Борис: Конечно. Возьми любого «актера десятилетия» советского периода – Крючков, Баталов, Высоцкий, Янковский – они примерно одно и то же делают в разных предлагаемых обстоятельствах. Это свойство героя. Тебе даже станет некомфортно, если он будет играть что-то совсем другое. Тебе от него нужна та самая узнаваемая личность. Ну, это как Брюса Уиллиса нельзя убить в конце фильма.
«У талантливых людей невероятная инфантильность в семейных отношениях».
Яна: А сегодня у нас много личностей-актеров? Или ты считаешь, наше время не очень благоприятно для их появления?
Борис: У меня есть подозрение, что, во-первых, мы все-таки не ценим свое время, как это всегда бывает. Со старым кино как? Ты помнишь лучшие фильмы, а потом, когда начинаешь смотреть фильмографии, понимаешь, что и тогда был один фильм в год. И второй момент: мне кажется, в советское время был заказ на народного героя. Большинство наших любимых артистов – не коренные москвичи. Как Шукшин – он приходит с историей про неизвестную тебе жизнь, но очень понятную и очень сильную. Другой заказ.
Яна: В «Аритмии» действие тоже не в Москве происходит?
Борис: Да, это Ярославль. В Москве чуть-чуть по-другому устроена эта система «скорой помощи», чем во всей стране.
Яна: Эта пара – они действительно партнеры, никто не ведущий. И обстоятельства у них одинаковые – тяжелая работа, смена начальства, съемная квартира. Но она как-то держит стержень, а его мотает. Она сильнее?
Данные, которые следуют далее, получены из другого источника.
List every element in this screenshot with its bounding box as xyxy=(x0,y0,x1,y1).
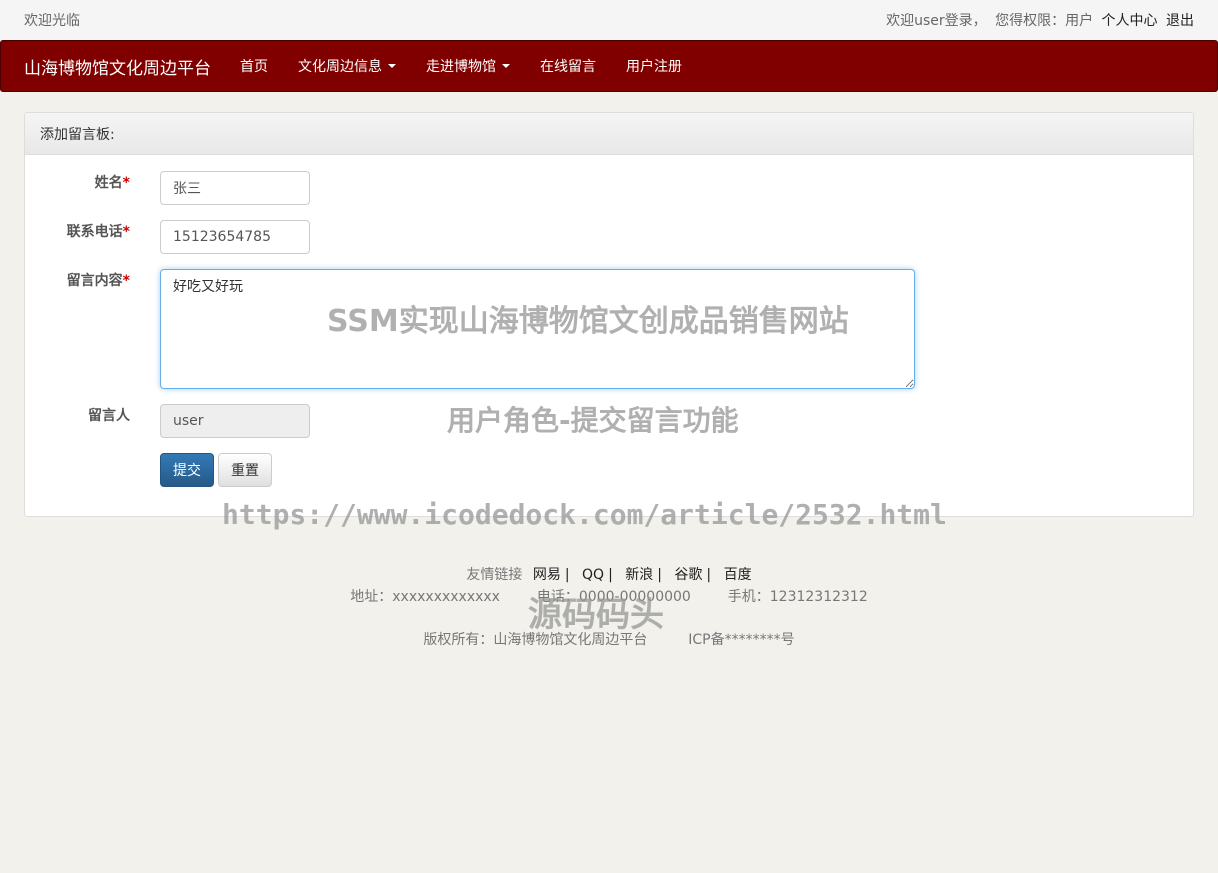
nav-message-label: 在线留言 xyxy=(540,59,596,75)
caret-down-icon xyxy=(388,64,396,68)
name-input[interactable] xyxy=(160,171,310,205)
nav-home-label: 首页 xyxy=(240,59,268,75)
nav-culture-info-label: 文化周边信息 xyxy=(298,59,382,75)
link-baidu[interactable]: 百度 xyxy=(724,567,752,583)
nav-register-label: 用户注册 xyxy=(626,59,682,75)
caret-down-icon xyxy=(502,64,510,68)
nav-message[interactable]: 在线留言 xyxy=(525,41,611,91)
panel-heading: 添加留言板: xyxy=(25,113,1193,155)
nav-home[interactable]: 首页 xyxy=(225,41,283,91)
phone-label: 联系电话* xyxy=(66,224,130,240)
footer-copyright-row: 版权所有：山海博物馆文化周边平台 ICP备********号 xyxy=(0,629,1218,649)
user-greeting: 欢迎user登录， xyxy=(886,13,987,29)
footer-address: 地址：xxxxxxxxxxxxx xyxy=(350,589,500,605)
footer-icp: ICP备********号 xyxy=(688,632,795,648)
main-navbar: 山海博物馆文化周边平台 首页 文化周边信息 走进博物馆 在线留言 用户注册 xyxy=(0,40,1218,92)
link-sina[interactable]: 新浪 xyxy=(625,567,653,583)
link-qq[interactable]: QQ xyxy=(582,567,604,583)
nav-register[interactable]: 用户注册 xyxy=(611,41,697,91)
footer-contact: 地址：xxxxxxxxxxxxx 电话：0000-00000000 手机：123… xyxy=(0,586,1218,606)
logout-link[interactable]: 退出 xyxy=(1166,13,1194,29)
top-bar: 欢迎光临 欢迎user登录， 您得权限：用户 个人中心 退出 xyxy=(0,0,1218,40)
footer-copyright: 版权所有：山海博物馆文化周边平台 xyxy=(423,632,648,648)
nav-museum[interactable]: 走进博物馆 xyxy=(411,41,525,91)
permission-text: 您得权限：用户 xyxy=(995,13,1094,29)
nav-museum-label: 走进博物馆 xyxy=(426,59,496,75)
footer-links: 友情链接 网易 | QQ | 新浪 | 谷歌 | 百度 xyxy=(466,567,752,583)
user-info: 欢迎user登录， 您得权限：用户 个人中心 退出 xyxy=(882,10,1194,30)
welcome-text: 欢迎光临 xyxy=(24,13,80,29)
footer-mobile: 手机：12312312312 xyxy=(727,589,868,605)
submit-button[interactable]: 提交 xyxy=(160,453,214,487)
author-label: 留言人 xyxy=(88,408,130,424)
reset-button[interactable]: 重置 xyxy=(218,453,272,487)
nav-culture-info[interactable]: 文化周边信息 xyxy=(283,41,411,91)
name-label: 姓名* xyxy=(94,175,130,191)
footer-phone: 电话：0000-00000000 xyxy=(536,589,691,605)
site-brand[interactable]: 山海博物馆文化周边平台 xyxy=(24,54,211,79)
author-input xyxy=(160,404,310,438)
links-label: 友情链接 xyxy=(466,567,523,583)
link-netease[interactable]: 网易 xyxy=(533,567,561,583)
content-textarea[interactable]: 好吃又好玩 xyxy=(160,269,915,389)
link-google[interactable]: 谷歌 xyxy=(674,567,702,583)
message-form-panel: 添加留言板: 姓名* 联系电话* 留言内容* 好吃又好玩 留言人 提交 重置 xyxy=(24,112,1194,517)
content-label: 留言内容* xyxy=(66,273,130,289)
phone-input[interactable] xyxy=(160,220,310,254)
profile-link[interactable]: 个人中心 xyxy=(1102,13,1158,29)
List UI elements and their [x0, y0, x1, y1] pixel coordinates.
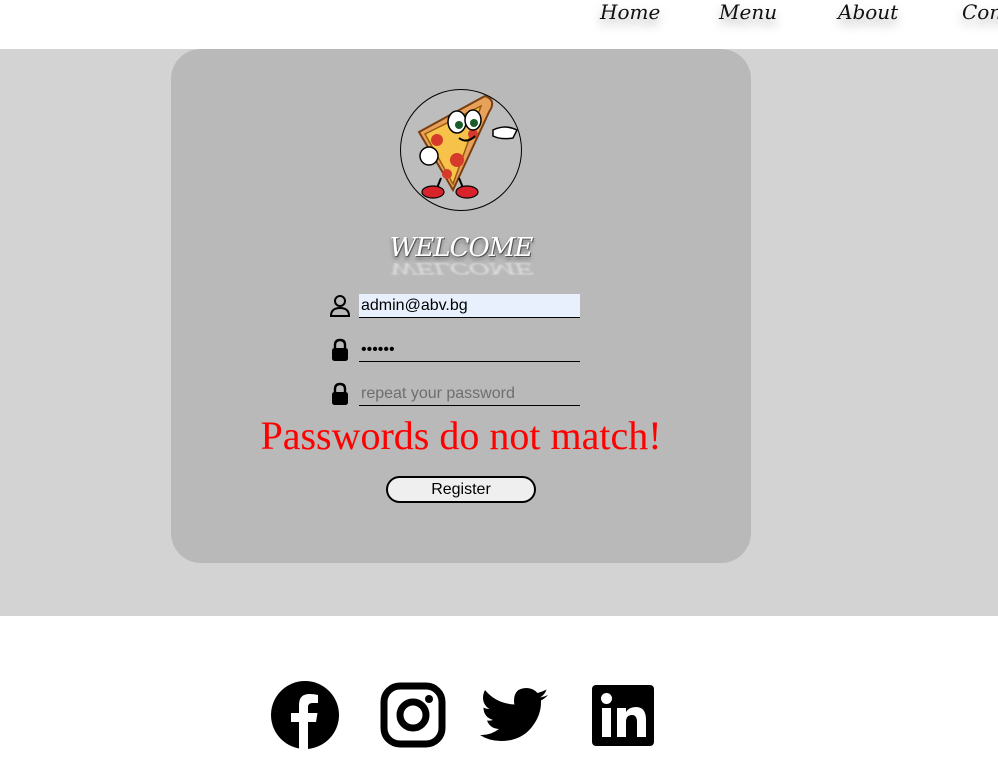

Борис: Сильнее. Он в жизни-то, в общем, малоприятный человек – жалеет себя, выпивает, постоянно говорит: «Хочешь уходить – уходи!» Он все время перекладывает на нее все решения. Она намного сильнее в этом смысле, но при этом на работе он талантливее. Он очень талантливый, а она просто хороший врач. Мы с Наташей хотели, чтобы герою было лет 45 и чтобы он на работе был опытный, точный, интуитивный, быстро принимающий решение.
Яна: Дома все наоборот?
Борис: Дома он абсолютный инфантил 13-летний. А она более сильная, честная.
Яна: И она взрослая. Она во всех обстоятельствах взрослая, у нее не наступают вот эти качели, как его качает. Это же достаточно узнаваемая картинка по жизни, когда он классный профи – допустим, режиссер или врач...
Борис: У талантливых людей невероятная инфантильность в семейных отношениях. Сценарий, в общем-то, да, узнаваемый, а заканчиваться может по-разному. У нас никак не закончилось. Когда мы обсуждали финал, мы понимали, что у них что-то изменилось. Они оба что-то поняли, но мы не хотели определенности в плане «останутся они вместе или нет». Может быть, они разойдутся. Главное, это был большой этап в их жизни, на котором они что-то для себя поняли. Это не финал про то, что они проживут до гроба вместе. И я ни на чьей стороне. Как люди – мне нравятся оба, но я могу только фиксировать и сопереживать.